A 10 de Outubro próximo, o canal de televisão por cabo Fox Life vai estrear em Portugal a mini-série em cinco episódios "Mildred Pierce", uma adaptação do romance homónimo de James M. Cain ("O Carteiro Toca sempre Duas Vezes", "Pagos a Dobrar") publicado em 1941, nos EUA. Quer pela actriz que terá o papel principal, Kate Winslet, quer pela sua forma de distribuição, a série parece ter público garantido.
Não será assim com a longa-metragem de 1945 que se estreou entre nós a 2 de Dezembro de 1946 com o título "Alma em Suplício", agora apenas disponível em DVD ou em exibições aleatórias em canais de reposição de “filmes antigos”. É, por isso, momento de recordar esse filme.
Como a partir do mesmo material literário é possível construir um grande número de leituras audiovisuais distintas, já que todos os intervenientes são factores de alteração do original por via de reduções, acrescentos, interpretações e representações individuais, é muito interessante observar como, apesar dos limites a que estavam sujeitos os filmes norte-americanos sob o Código Hays (1930-1956), os canais de comunicação com o público eram sucessivamente explorados no sentido de se conseguir uma representação explícita do que se pretendia sem o recurso a imagens ou a comentários tão óbvios como impossíveis de exibir.
Nesse exercício, ganhou-se, nos melhores casos, em novidade expressiva, em qualidade artística, em lições de ser mais eficaz mostrando menos.
Filme negro
"Alma em Suplício", a que não faltam elementos de filme negro, narra, em retrospectiva, a tentativa de resposta a duas grandes interrogações: será possível a uma mulher separada, com duas filhas, alcançar a auto-suficiência financeira em época particularmente dura, quer pela falta de oportunidades, quer pelo preconceito da sua condição?
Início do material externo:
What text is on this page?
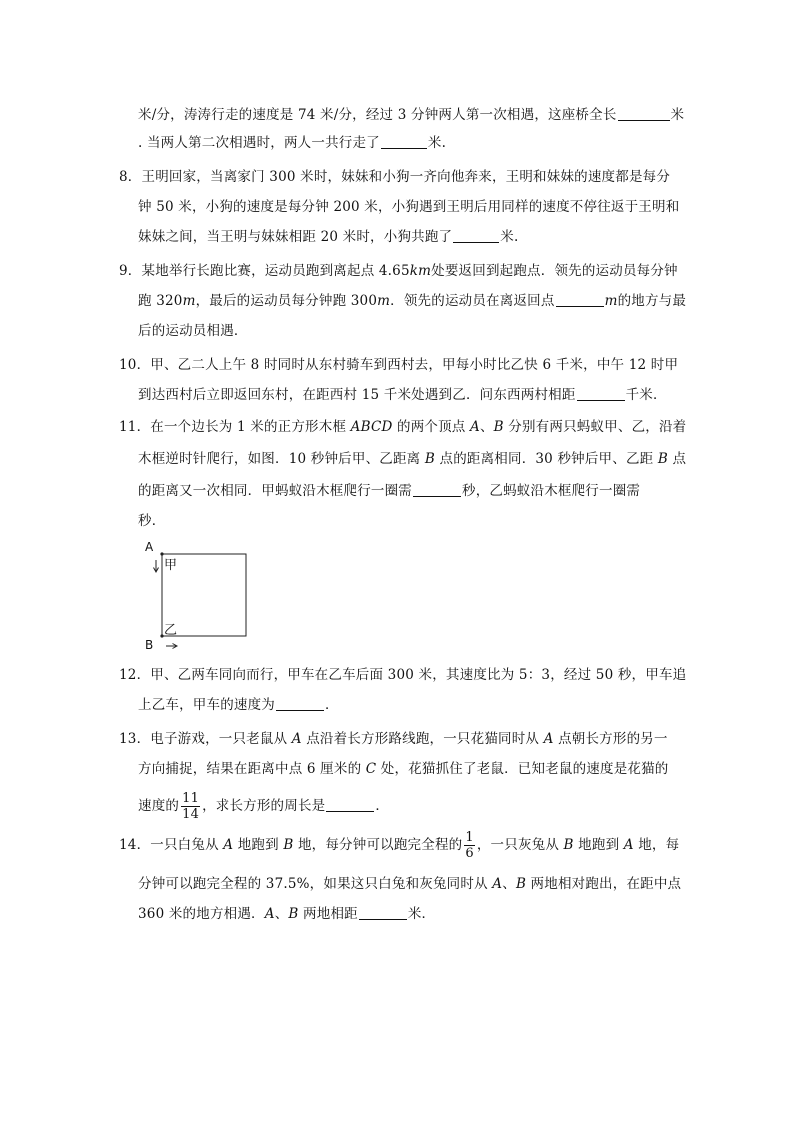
米/分，涛涛行走的速度是 74 米/分，经过 3 分钟两人第一次相遇，这座桥全长	米
. 当两人第二次相遇时，两人一共行走了	米.
8．王明回家，当离家门 300 米时，妹妹和小狗一齐向他奔来，王明和妹妹的速度都是每分
钟 50 米，小狗的速度是每分钟 200 米，小狗遇到王明后用同样的速度不停往返于王明和
妹妹之间，当王明与妹妹相距 20 米时，小狗共跑了	米.
9．某地举行长跑比赛，运动员跑到离起点 4.65km处要返回到起跑点．领先的运动员每分钟
跑 320m，最后的运动员每分钟跑 300m．领先的运动员在离返回点	m的地方与最
后的运动员相遇．
10．甲、乙二人上午 8 时同时从东村骑车到西村去，甲每小时比乙快 6 千米，中午 12 时甲
到达西村后立即返回东村，在距西村 15 千米处遇到乙．问东西两村相距	千米．
11．在一个边长为 1 米的正方形木框 ABCD 的两个顶点 A、B 分别有两只蚂蚁甲、乙，沿着
木框逆时针爬行，如图．10 秒钟后甲、乙距离 B 点的距离相同．30 秒钟后甲、乙距 B 点
的距离又一次相同．甲蚂蚁沿木框爬行一圈需	秒，乙蚂蚁沿木框爬行一圈需
秒．
A
B
甲
乙
12．甲、乙两车同向而行，甲车在乙车后面 300 米，其速度比为 5：3，经过 50 秒，甲车追
上乙车，甲车的速度为	．
13．电子游戏，一只老鼠从 A 点沿着长方形路线跑，一只花猫同时从 A 点朝长方形的另一
方向捕捉，结果在距离中点 6 厘米的 C 处，花猫抓住了老鼠．已知老鼠的速度是花猫的
速度的 $\frac{11}{14}$ ，求长方形的周长是	．
14．一只白兔从 A 地跑到 B 地，每分钟可以跑完全程的 $\frac{1}{6}$ ，一只灰兔从 B 地跑到 A 地，每
分钟可以跑完全程的 37.5%，如果这只白兔和灰兔同时从 A、B 两地相对跑出，在距中点
360 米的地方相遇．A、B 两地相距	米．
Será possível uma mãe compensar as suas duras privações de infância pela satisfação de manter uma filha num estado de abundância artificial? O espectador acrescentará uma terceira: qual o preço a pagar?
No papel principal, a inexpressividade característica da actriz Joan Crawford ("Johnny Guitar"), que poderia ter comprometido a empatia do público, é incorporada com verosimilhança numa personagem frenética, movida pela ambição, mas demasiado ciente das agruras da sobrevivência, resultando numa das suas melhores interpretações.
A apoiá-la, conta com Jack Carson, Zachary Scott, Ann Blyth e, especialmente, Eve Arden, construindo um daqueles conjuntos importantes para o sucesso de um filme.
Destacam-se ainda a realização de Michael Curtiz ("Casablanca", "Anjos de Cara Negra)", a fotografia de Ernest Haller ("E Tudo o Vento Levou", "Fúria de Viver"), a música de Max Steiner ("Casablanca", "E Tudo o Vento Levou") e a direcção artística de Anton Grot ("Gavião dos Mares", "The Life of Emile Zola"). Espero que sirva de amostra de uma arte que valha a pena descobrir, apreciar e preservar.